PLS on BC Corrections: Health Care

On Thursday, January 16, 2014, Prisoners’ Legal Services participated in a roundtable discussion regarding the safety of staff, prisoners and the community in BC, hosted by MLA Thrones, the Parliamentary Secretary to the Minister of Justice and Attorney General for BC Corrections.Our letter to Mr. Throness outlines the issues that Prisoners’ Legal Services has identified in relation to BC Corrections, including our recommendations for improving safety.

This post is the third of four excerpts from our letter to Mr. Throness, on the provision of health services in BC prisons.

3.  Health Care

(a)   Legislation, Policy and Case Law

Subsection 2(1)(h) of the Correction Act Regulation provides that the person in charge of the institution must ensure that prisoners are given access to health care.

The BC Corrections Branch Adult Custody Policy Manual and the Health Care Services Manual set out the health services that must be provided to provincial prisoners (see Eshghabadi v. British Columbia (Minister of Public Safety and Solicitor General), 2011 BCSC 434 at ¶ 59).

Health services are contracted out by the Ministry of Justice to Sentry Correctional Health Services Inc. (“Sentry”), a private contractor.

(b)   Literature Review

On December 20, 2013, Dr. Ruth Elwood Martin, of the Collaborating Centre for Prison Health and Education, provided the Deputy Minister of Health with her recommendation to transfer delivery of health care for provincial prisoners from the Ministry of Justice to the Ministry of Health, with the Regional Health Authorities assuming responsibility for delivery of correctional health care.

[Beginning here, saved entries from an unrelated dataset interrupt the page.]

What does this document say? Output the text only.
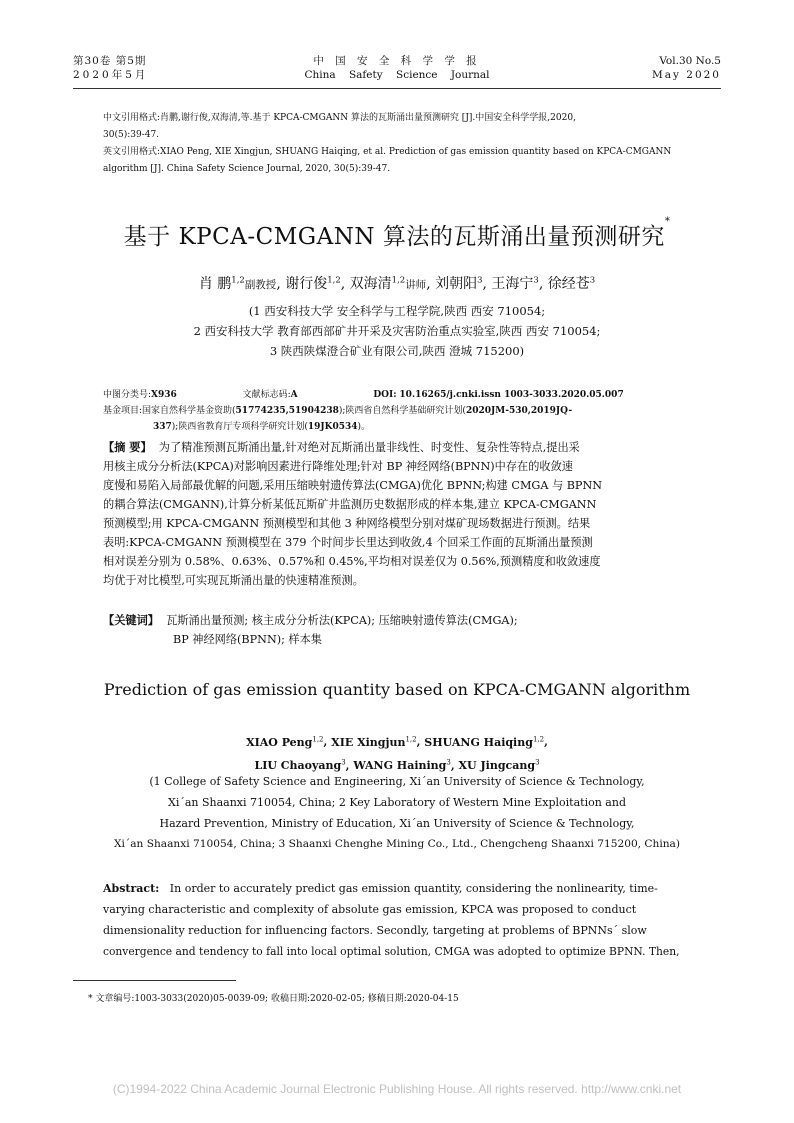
第30卷 第5期
2020年5月
中 国 安 全 科 学 学 报
China Safety Science Journal
Vol.30 No.5
May 2020
中文引用格式:肖鹏,谢行俊,双海清,等.基于 KPCA-CMGANN 算法的瓦斯涌出量预测研究 [J].中国安全科学学报,2020,
30(5):39-47.
英文引用格式:XIAO Peng, XIE Xingjun, SHUANG Haiqing, et al. Prediction of gas emission quantity based on KPCA-CMGANN
algorithm [J]. China Safety Science Journal, 2020, 30(5):39-47.
基于 KPCA-CMGANN 算法的瓦斯涌出量预测研究*
肖 鹏$^{1,2}$副教授, 谢行俊$^{1,2}$, 双海清$^{1,2}$讲师, 刘朝阳$^3$, 王海宁$^3$, 徐经苍$^3$
(1 西安科技大学 安全科学与工程学院,陕西 西安 710054;
2 西安科技大学 教育部西部矿井开采及灾害防治重点实验室,陕西 西安 710054;
3 陕西陕煤澄合矿业有限公司,陕西 澄城 715200)
中图分类号:X936	文献标志码:A	DOI: 10.16265/j.cnki.issn 1003-3033.2020.05.007
基金项目:国家自然科学基金资助(51774235,51904238);陕西省自然科学基础研究计划(2020JM-530,2019JQ-
337);陕西省教育厅专项科学研究计划(19JK0534)。
【摘 要】 为了精准预测瓦斯涌出量,针对绝对瓦斯涌出量非线性、时变性、复杂性等特点,提出采
用核主成分分析法(KPCA)对影响因素进行降维处理;针对 BP 神经网络(BPNN)中存在的收敛速
度慢和易陷入局部最优解的问题,采用压缩映射遗传算法(CMGA)优化 BPNN;构建 CMGA 与 BPNN
的耦合算法(CMGANN),计算分析某低瓦斯矿井监测历史数据形成的样本集,建立 KPCA-CMGANN
预测模型;用 KPCA-CMGANN 预测模型和其他 3 种网络模型分别对煤矿现场数据进行预测。结果
表明:KPCA-CMGANN 预测模型在 379 个时间步长里达到收敛,4 个回采工作面的瓦斯涌出量预测
相对误差分别为 0.58%、0.63%、0.57%和 0.45%,平均相对误差仅为 0.56%,预测精度和收敛速度
均优于对比模型,可实现瓦斯涌出量的快速精准预测。
【关键词】 瓦斯涌出量预测; 核主成分分析法(KPCA); 压缩映射遗传算法(CMGA);
BP 神经网络(BPNN); 样本集
Prediction of gas emission quantity based on KPCA-CMGANN algorithm
XIAO Peng$^{1,2}$, XIE Xingjun$^{1,2}$, SHUANG Haiqing$^{1,2}$,
LIU Chaoyang$^3$, WANG Haining$^3$, XU Jingcang$^3$
(1 College of Safety Science and Engineering, Xi´an University of Science & Technology,
Xi´an Shaanxi 710054, China; 2 Key Laboratory of Western Mine Exploitation and
Hazard Prevention, Ministry of Education, Xi´an University of Science & Technology,
Xi´an Shaanxi 710054, China; 3 Shaanxi Chenghe Mining Co., Ltd., Chengcheng Shaanxi 715200, China)
Abstract: In order to accurately predict gas emission quantity, considering the nonlinearity, time-
varying characteristic and complexity of absolute gas emission, KPCA was proposed to conduct
dimensionality reduction for influencing factors. Secondly, targeting at problems of BPNNs´ slow
convergence and tendency to fall into local optimal solution, CMGA was adopted to optimize BPNN. Then,
* 文章编号:1003-3033(2020)05-0039-09; 收稿日期:2020-02-05; 修稿日期:2020-04-15
(C)1994-2022 China Academic Journal Electronic Publishing House. All rights reserved. http://www.cnki.net
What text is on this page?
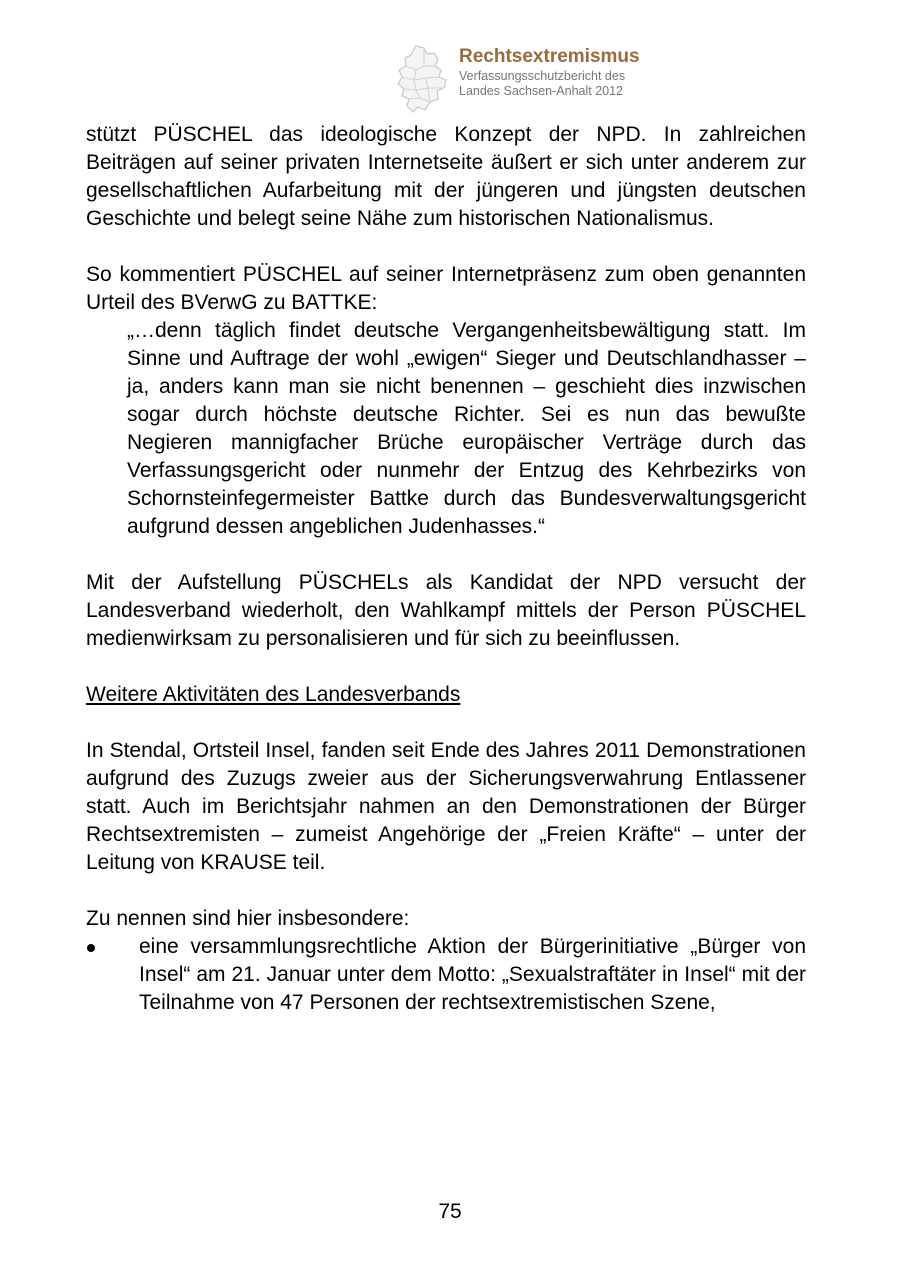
Rechtsextremismus
Verfassungsschutzbericht des
Landes Sachsen-Anhalt 2012

stützt PÜSCHEL das ideologische Konzept der NPD. In zahlreichen Beiträgen auf seiner privaten Internetseite äußert er sich unter anderem zur gesellschaftlichen Aufarbeitung mit der jüngeren und jüngsten deutschen Geschichte und belegt seine Nähe zum historischen Nationalismus.

So kommentiert PÜSCHEL auf seiner Internetpräsenz zum oben genannten Urteil des BVerwG zu BATTKE:

„…denn täglich findet deutsche Vergangenheitsbewältigung statt. Im Sinne und Auftrage der wohl „ewigen“ Sieger und Deutschlandhasser – ja, anders kann man sie nicht benennen – geschieht dies inzwischen sogar durch höchste deutsche Richter. Sei es nun das bewußte Negieren mannigfacher Brüche europäischer Verträge durch das Verfassungsgericht oder nunmehr der Entzug des Kehrbezirks von Schornsteinfegermeister Battke durch das Bundesverwaltungsgericht aufgrund dessen angeblichen Judenhasses.“

Mit der Aufstellung PÜSCHELs als Kandidat der NPD versucht der Landesverband wiederholt, den Wahlkampf mittels der Person PÜSCHEL medienwirksam zu personalisieren und für sich zu beeinflussen.

Weitere Aktivitäten des Landesverbands

In Stendal, Ortsteil Insel, fanden seit Ende des Jahres 2011 Demonstrationen aufgrund des Zuzugs zweier aus der Sicherungsverwahrung Entlassener statt. Auch im Berichtsjahr nahmen an den Demonstrationen der Bürger Rechtsextremisten – zumeist Angehörige der „Freien Kräfte“ – unter der Leitung von KRAUSE teil.

Zu nennen sind hier insbesondere:

eine versammlungsrechtliche Aktion der Bürgerinitiative „Bürger von Insel“ am 21. Januar unter dem Motto: „Sexualstraftäter in Insel“ mit der Teilnahme von 47 Personen der rechtsextremistischen Szene,

75
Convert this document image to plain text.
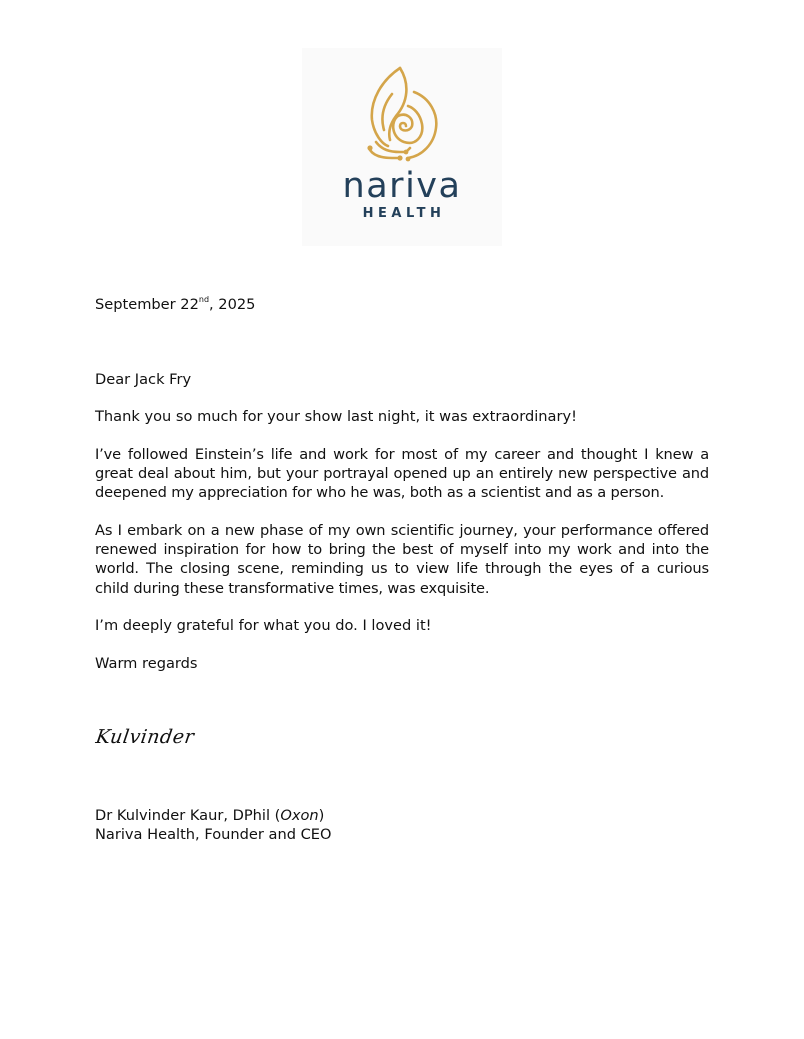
nariva
HEALTH

September 22nd, 2025

Dear Jack Fry

Thank you so much for your show last night, it was extraordinary!

I’ve followed Einstein’s life and work for most of my career and thought I knew a great deal about him, but your portrayal opened up an entirely new perspective and deepened my appreciation for who he was, both as a scientist and as a person.

As I embark on a new phase of my own scientific journey, your performance offered renewed inspiration for how to bring the best of myself into my work and into the world. The closing scene, reminding us to view life through the eyes of a curious child during these transformative times, was exquisite.

I’m deeply grateful for what you do. I loved it!

Warm regards

Kulvinder

Dr Kulvinder Kaur, DPhil (Oxon)

Nariva Health, Founder and CEO
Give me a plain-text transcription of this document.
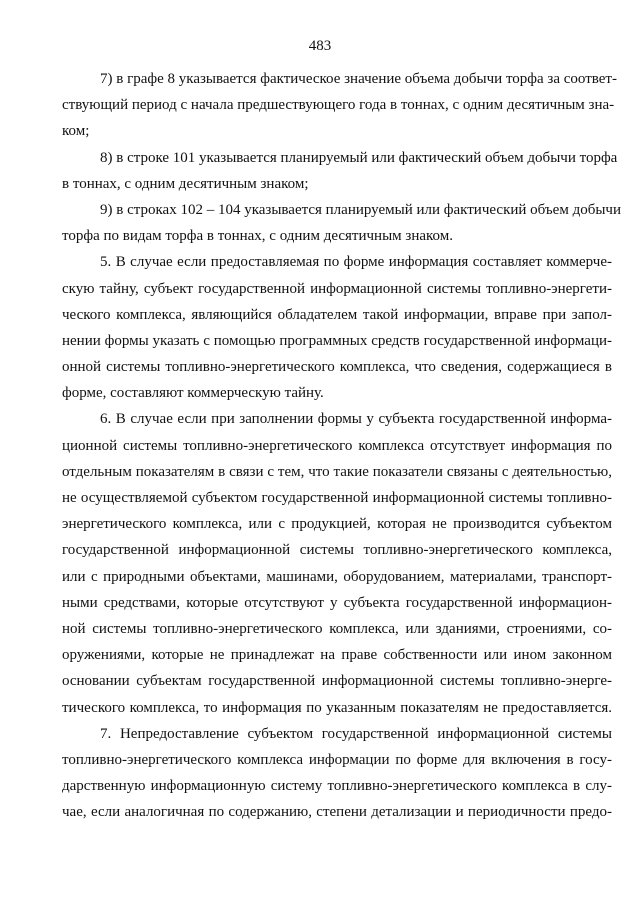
483
7) в графе 8 указывается фактическое значение объема добычи торфа за соответ-
ствующий период с начала предшествующего года в тоннах, с одним десятичным зна-
ком;
8) в строке 101 указывается планируемый или фактический объем добычи торфа
в тоннах, с одним десятичным знаком;
9) в строках 102 – 104 указывается планируемый или фактический объем добычи
торфа по видам торфа в тоннах, с одним десятичным знаком.
5. В случае если предоставляемая по форме информация составляет коммерче-
скую тайну, субъект государственной информационной системы топливно-энергети-
ческого комплекса, являющийся обладателем такой информации, вправе при запол-
нении формы указать с помощью программных средств государственной информаци-
онной системы топливно-энергетического комплекса, что сведения, содержащиеся в
форме, составляют коммерческую тайну.
6. В случае если при заполнении формы у субъекта государственной информа-
ционной системы топливно-энергетического комплекса отсутствует информация по
отдельным показателям в связи с тем, что такие показатели связаны с деятельностью,
не осуществляемой субъектом государственной информационной системы топливно-
энергетического комплекса, или с продукцией, которая не производится субъектом
государственной информационной системы топливно-энергетического комплекса,
или с природными объектами, машинами, оборудованием, материалами, транспорт-
ными средствами, которые отсутствуют у субъекта государственной информацион-
ной системы топливно-энергетического комплекса, или зданиями, строениями, со-
оружениями, которые не принадлежат на праве собственности или ином законном
основании субъектам государственной информационной системы топливно-энерге-
тического комплекса, то информация по указанным показателям не предоставляется.
7. Непредоставление субъектом государственной информационной системы
топливно-энергетического комплекса информации по форме для включения в госу-
дарственную информационную систему топливно-энергетического комплекса в слу-
чае, если аналогичная по содержанию, степени детализации и периодичности предо-
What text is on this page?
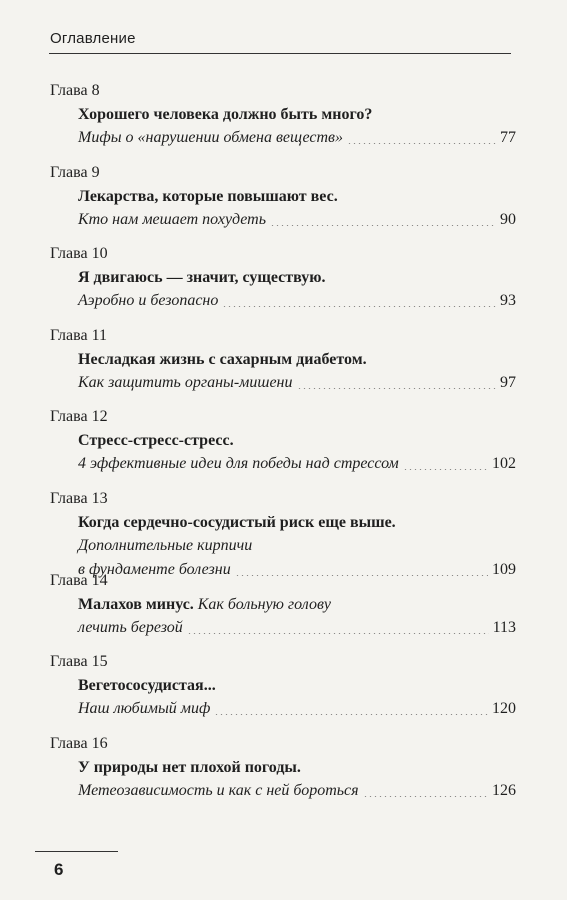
Оглавление
Глава 8
Хорошего человека должно быть много?
Мифы о «нарушении обмена веществ»	77
Глава 9
Лекарства, которые повышают вес.
Кто нам мешает похудеть	90
Глава 10
Я двигаюсь — значит, существую.
Аэробно и безопасно	93
Глава 11
Несладкая жизнь с сахарным диабетом.
Как защитить органы-мишени	97
Глава 12
Стресс-стресс-стресс.
4 эффективные идеи для победы над стрессом	102
Глава 13
Когда сердечно-сосудистый риск еще выше.
Дополнительные кирпичи
в фундаменте болезни	109
Глава 14
Малахов минус. Как больную голову
лечить березой	113
Глава 15
Вегетососудистая...
Наш любимый миф	120
Глава 16
У природы нет плохой погоды.
Метеозависимость и как с ней бороться	126
6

Dr. Martin notes that an estimated 50-70% of prisoners in BC have hepatitis C, 10% of women prisoners in BC have HIV and that prison staff estimate that 80% of prisoners have a substance abuse disorder. She refers to a study that indicates 26% of BC prisoners have a mental disorder unrelated to substance use.

Dr. Martin raises concerns regarding the delivery of health services by a private contractor as it does not allow for continuity of care for individuals who are regularly in and out of custody.  For example, she notes that family physicians do not receive discharge summaries from the provincial correctional health system.

Dr. Martin refers to international recognition in leading medical journals that continuity of care from the community, to prison, and back to the community, is essential to improve the health care of prisoners. She notes that the World Health Organization recommends that prison health care be aligned with a country’s public health and primary care services for the general population. Dr. Martin reports that Norway, the United Kingdom, France and New South Wales in Australia have all transferred health care provision for prisoners to their Ministries of Health. In Canada, Nova Scotia and Alberta administer prison health care through the Ministry of Health.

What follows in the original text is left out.